Spot tempat Ridwan Kamil berfoto itulah yang kemudian menjadi incaran. Dan kalau cuma mau ke spot itu, trekking-nya cukup 20 menit. Atau ke bawah lagi deh sedikit sampai belokan, di situ angle-nya agak beda, tapi tetap menunjukkan curug 4 tingkat.
Spot favorit berfoto dari atas. Sampai sini cuma jalan kaki 20 menit
Turun lagi sedikit, bagus juga berfoto di situ
Angle-nya sedikit beda kalau turun lagi sedikit sampai pengkolan
Kalau mau menikmati full tentu harus turun ke bawah dan main air dong! Kolam alami di bawah curug paling bawah cukup dalam tapi aman direnangi buat yang bisa berenang saat debit air tak terlalu tinggi. Saat kami datang airnya sedang deras-derasnya, meluap keluar dari kolamnya. Jadi kami cuma berani berendam di aliran airnya. Itu pun harus hati-hati, harus mencari ceruk di antara batu-batu besar supaya nggak terseret arus.
Seru bermain air
Batu besar di sebelah kiri bisa dinaiki buat dijadikan spot foto tentunya. Sedangkan batu-batu maupun tebing batu di sebelah kanan juga bisa dihampiri dan dinaiki, tapi kami tak melakukannya karena untuk menyeberangi aliran air pun nggak bisa, terlalu deras.
Berfoto di batu sebelah kiri, diambil dari dekat
Berfoto di batu, diambil dari jauh
Bagusnya, hasil foto curug menjadi lebih bagus dengan debit air yang tinggi. Dan beruntungnya kami, meskipun datang di hari Minggu, tapi nggak ada pengunjung lain, jadi kami bebas berfoto tanpa bocor. Saat kami berjalan naik, barulah berpapasan dengan dua rombongan lain.
MENGINAP DI MANA?
Nah, inilah yang menjadi persoalan. Hasil pencarian kami, hotel terdekat dari Curug Jagapati hanya Villagio Hotel yang berada di Pameungpeuk, 8 menit berkendara ke Pantai Santolo, dan 50-60 menit ke Curug Jagapati. Jadi masih lumayan jauh, berjarak 25 km. Hotelnya sederhana tapi bersih, dengan tarif kamar Rp250.000-350.000.
Kalau menginap di kawasan Cipanas Garut maupun Samarang lebih jauh, berkendara ke curug sekitar 2,5 jam.
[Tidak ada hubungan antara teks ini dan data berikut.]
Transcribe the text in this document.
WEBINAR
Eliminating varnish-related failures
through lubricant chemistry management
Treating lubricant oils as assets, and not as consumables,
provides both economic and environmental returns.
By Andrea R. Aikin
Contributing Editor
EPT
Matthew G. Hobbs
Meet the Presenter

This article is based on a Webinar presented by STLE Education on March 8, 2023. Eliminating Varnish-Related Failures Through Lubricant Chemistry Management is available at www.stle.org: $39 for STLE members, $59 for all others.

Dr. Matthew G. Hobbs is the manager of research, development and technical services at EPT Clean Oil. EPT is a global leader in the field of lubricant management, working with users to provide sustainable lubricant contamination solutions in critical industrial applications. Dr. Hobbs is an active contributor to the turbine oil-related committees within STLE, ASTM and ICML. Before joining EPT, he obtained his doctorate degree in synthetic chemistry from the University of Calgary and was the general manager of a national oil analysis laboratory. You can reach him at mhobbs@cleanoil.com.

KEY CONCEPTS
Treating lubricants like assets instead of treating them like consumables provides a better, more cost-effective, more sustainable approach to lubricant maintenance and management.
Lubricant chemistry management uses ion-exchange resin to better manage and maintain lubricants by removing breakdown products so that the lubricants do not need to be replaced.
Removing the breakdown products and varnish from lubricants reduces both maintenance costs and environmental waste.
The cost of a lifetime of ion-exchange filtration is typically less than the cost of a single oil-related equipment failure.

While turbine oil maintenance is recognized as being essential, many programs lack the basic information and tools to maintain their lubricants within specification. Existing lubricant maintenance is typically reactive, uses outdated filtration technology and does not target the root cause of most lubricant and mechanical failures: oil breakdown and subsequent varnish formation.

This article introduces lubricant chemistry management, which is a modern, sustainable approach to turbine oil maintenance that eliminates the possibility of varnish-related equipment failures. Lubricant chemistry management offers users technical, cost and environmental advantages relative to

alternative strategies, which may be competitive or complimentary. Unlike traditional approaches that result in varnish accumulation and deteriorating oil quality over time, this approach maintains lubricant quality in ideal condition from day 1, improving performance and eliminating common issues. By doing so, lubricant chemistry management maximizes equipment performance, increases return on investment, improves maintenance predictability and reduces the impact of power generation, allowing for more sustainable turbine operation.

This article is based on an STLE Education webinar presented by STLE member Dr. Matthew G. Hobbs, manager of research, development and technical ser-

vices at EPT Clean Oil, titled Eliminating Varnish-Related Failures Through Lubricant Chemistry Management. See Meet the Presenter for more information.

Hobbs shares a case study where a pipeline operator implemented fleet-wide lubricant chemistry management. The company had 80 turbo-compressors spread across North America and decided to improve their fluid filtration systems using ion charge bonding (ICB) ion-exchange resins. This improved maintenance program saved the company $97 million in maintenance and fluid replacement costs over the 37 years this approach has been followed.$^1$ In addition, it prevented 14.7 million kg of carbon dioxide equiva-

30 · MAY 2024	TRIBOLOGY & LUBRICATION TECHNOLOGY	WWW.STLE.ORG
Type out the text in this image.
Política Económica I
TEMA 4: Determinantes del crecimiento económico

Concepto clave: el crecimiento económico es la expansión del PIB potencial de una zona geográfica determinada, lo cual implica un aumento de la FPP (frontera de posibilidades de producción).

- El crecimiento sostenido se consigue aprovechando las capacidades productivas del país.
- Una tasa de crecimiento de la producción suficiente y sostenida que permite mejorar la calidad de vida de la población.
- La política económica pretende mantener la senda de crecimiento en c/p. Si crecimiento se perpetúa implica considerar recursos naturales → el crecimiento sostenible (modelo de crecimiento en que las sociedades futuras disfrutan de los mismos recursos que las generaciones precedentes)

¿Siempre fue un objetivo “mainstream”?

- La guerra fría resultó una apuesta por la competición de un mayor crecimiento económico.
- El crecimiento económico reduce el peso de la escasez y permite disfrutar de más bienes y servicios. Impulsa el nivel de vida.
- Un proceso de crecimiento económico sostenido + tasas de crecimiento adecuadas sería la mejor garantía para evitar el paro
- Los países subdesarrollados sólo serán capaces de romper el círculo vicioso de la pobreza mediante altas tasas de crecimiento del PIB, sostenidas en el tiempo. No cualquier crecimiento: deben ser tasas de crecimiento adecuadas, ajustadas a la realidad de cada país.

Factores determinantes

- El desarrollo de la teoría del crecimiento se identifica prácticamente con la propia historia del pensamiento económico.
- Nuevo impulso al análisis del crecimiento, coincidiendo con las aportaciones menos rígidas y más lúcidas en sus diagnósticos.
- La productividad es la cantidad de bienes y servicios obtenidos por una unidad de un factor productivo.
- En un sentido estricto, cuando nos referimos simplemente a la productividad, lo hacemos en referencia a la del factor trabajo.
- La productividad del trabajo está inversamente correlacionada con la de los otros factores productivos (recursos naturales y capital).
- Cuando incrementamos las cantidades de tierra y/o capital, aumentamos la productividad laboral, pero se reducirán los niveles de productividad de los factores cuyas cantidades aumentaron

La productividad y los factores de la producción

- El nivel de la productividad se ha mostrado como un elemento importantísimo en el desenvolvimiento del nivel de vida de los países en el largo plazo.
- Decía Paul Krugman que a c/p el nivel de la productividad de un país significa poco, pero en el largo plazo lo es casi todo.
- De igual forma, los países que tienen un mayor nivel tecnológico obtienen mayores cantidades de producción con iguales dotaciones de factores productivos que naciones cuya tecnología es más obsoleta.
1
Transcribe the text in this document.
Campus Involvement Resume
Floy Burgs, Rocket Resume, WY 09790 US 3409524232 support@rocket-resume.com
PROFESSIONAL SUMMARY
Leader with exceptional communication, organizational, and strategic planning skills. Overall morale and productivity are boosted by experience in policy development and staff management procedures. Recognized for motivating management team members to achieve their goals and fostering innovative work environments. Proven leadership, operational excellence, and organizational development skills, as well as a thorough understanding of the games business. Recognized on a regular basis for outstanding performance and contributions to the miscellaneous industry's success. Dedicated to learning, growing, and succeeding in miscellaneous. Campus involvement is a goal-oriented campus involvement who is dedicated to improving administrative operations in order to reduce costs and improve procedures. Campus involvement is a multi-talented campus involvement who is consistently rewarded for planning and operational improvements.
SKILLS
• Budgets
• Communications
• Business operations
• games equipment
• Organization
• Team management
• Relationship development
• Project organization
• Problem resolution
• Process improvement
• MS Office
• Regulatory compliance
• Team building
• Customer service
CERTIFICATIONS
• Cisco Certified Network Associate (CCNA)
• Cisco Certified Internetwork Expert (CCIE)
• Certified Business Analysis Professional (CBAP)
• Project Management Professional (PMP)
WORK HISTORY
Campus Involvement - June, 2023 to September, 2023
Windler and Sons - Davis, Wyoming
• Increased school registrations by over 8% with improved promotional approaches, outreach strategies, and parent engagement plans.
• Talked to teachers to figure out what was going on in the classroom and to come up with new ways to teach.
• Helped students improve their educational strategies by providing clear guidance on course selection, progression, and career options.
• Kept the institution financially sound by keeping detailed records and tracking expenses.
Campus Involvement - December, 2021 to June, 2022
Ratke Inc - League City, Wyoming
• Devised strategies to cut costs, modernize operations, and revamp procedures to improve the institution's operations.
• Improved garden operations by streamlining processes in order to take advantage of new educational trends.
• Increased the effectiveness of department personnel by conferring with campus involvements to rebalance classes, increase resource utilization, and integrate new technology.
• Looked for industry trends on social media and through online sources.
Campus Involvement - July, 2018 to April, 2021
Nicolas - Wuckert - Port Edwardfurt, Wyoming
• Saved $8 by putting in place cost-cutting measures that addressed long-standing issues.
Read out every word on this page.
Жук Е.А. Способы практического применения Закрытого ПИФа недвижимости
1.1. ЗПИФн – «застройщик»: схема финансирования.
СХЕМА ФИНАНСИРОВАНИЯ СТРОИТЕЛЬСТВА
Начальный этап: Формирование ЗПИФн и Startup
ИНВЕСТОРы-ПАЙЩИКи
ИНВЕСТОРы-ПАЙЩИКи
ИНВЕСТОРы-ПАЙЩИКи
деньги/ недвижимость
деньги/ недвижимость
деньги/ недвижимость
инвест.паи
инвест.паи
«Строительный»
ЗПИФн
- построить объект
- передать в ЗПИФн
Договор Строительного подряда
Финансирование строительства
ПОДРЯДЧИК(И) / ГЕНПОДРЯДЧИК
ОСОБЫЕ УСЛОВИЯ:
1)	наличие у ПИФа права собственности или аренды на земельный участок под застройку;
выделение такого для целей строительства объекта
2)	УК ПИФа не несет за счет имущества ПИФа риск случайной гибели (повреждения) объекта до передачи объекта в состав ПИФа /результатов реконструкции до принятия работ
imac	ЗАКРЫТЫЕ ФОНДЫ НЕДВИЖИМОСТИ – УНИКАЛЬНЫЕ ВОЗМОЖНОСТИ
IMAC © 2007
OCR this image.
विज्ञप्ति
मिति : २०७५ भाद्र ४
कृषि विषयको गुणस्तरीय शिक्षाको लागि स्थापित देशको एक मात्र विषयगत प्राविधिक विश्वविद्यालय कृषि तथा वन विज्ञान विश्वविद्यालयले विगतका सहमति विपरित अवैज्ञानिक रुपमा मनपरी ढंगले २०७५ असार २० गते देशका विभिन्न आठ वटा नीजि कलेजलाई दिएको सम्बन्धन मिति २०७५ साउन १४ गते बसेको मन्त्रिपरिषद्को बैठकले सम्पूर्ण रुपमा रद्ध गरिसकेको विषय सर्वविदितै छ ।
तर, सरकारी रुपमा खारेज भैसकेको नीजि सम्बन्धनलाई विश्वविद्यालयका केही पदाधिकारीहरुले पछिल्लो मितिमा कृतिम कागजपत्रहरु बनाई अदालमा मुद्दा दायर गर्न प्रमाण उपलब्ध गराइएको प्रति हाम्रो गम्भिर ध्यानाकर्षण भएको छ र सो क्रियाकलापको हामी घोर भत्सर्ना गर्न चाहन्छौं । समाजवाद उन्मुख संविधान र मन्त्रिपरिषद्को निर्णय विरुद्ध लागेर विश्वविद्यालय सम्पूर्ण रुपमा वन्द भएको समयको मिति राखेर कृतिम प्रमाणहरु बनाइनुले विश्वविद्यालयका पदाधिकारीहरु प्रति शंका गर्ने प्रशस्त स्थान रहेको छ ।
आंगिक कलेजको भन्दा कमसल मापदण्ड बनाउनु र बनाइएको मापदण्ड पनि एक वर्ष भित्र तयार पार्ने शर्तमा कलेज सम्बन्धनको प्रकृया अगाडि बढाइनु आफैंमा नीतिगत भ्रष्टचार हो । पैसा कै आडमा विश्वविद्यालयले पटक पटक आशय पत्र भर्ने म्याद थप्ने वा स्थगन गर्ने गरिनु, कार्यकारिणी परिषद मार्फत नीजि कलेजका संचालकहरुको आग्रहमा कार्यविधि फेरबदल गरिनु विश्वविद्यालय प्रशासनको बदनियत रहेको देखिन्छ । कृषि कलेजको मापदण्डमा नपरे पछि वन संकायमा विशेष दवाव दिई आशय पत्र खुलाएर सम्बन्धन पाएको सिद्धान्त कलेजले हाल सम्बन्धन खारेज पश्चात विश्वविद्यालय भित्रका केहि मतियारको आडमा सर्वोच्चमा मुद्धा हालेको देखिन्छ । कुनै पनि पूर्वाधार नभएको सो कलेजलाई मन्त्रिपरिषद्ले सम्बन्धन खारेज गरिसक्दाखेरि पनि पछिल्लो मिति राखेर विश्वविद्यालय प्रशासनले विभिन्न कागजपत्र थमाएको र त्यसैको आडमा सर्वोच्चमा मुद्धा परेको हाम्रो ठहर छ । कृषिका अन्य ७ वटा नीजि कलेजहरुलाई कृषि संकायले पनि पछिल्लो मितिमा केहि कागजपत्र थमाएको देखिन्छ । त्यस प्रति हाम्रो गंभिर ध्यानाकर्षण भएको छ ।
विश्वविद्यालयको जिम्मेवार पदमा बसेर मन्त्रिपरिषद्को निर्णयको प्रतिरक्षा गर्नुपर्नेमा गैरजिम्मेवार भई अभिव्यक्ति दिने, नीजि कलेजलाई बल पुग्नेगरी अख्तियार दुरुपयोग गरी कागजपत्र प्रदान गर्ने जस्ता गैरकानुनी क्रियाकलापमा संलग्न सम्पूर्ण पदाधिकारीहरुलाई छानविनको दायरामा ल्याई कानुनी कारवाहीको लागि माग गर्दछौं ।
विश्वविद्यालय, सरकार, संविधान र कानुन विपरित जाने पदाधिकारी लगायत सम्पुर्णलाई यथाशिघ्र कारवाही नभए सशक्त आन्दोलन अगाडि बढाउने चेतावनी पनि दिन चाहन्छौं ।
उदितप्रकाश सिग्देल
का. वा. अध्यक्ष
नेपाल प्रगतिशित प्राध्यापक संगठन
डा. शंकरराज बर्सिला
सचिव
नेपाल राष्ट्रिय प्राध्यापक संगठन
Pilihan lainnya bisa di Sari Papandayan Resort di Kecamatan Cisurupan, jaraknya dari curug 45 km, berkendara 1 jam 45 menit.
Baca juga: “11 Curug di Bogor Berikut Tingkat Kesulitannya”
CERITA SERU KAMI
Tanpa melakukan riset memadai sebelum pergi, kami ceria-ceria aja berangkat dari Cawang pukul 10 pagi. Sempat galau begitu tahu menurut Google butuh waktu 6 jam-an untuk sampai Desa Neglasari, apalagi tambah macet di beberapa titik. Jelas nggak keburu langsung ke curug, jadi harus menginap dulu. Dengan beberapa pertimbangan akhirnya kami memilih Villagio Hotel, walaupun lebih ke arah selatan dari curugnya. Jadi total kami tempuh 10 jam untuk tiba di hotel termasuk 2X istirahat makan dan 1X isi bensin/toilet rest serta kena macet di beberapa titik termasuk macet di Tol Cipularang.
Esok paginya mampir sebentar ke Pantai Santolo karena dekat, baru cusss ke curug. Sudah pakai Google Maps tapi tetap nggak ketemu belokannya. Sempat nyasar salah belok, lalu akhirnya berhenti di warung pinggir jalan karena excited melihat ada curug bertingkat-tingkat terlihat di kejauhan. “Pasti itu curugnya!” seru kami. Karena pihak hotel bilang curugnya kelihatan dari jalanan.
Akhirnya kami sepakat menyewa dua orang lokal yang kami tanyai di warung untuk memandu kami ke curug. Sudah jalan beberapa menit, untung akhirnya nanya ulang dan nunjukin foto Ridwan Kamil di Curug Jagapati. Aaaah… ternyata salah! Kami justru sedang menuju Curug Gunung Limbung/Curug Tujuh Neglasari, yang tingkatannya lebih banyak (dari lihat hasil fotonya). Wakwawww….
Happy ending
Kami pun berputar haluan, tetap pada tujuan: Curug Jagapati. Untunglah pada akhirnya happy ending… Curugnya spektakuler. Pergi 10 jam, pulang 14 jam dilakoni dengan girang hanya untuk menyambangi satu curug! Kabur dari kebosanan di Bekasi/Jakarta /Bogor –rumah kami berlima. Bukan kabur dari yang lain kok… wkwkwk…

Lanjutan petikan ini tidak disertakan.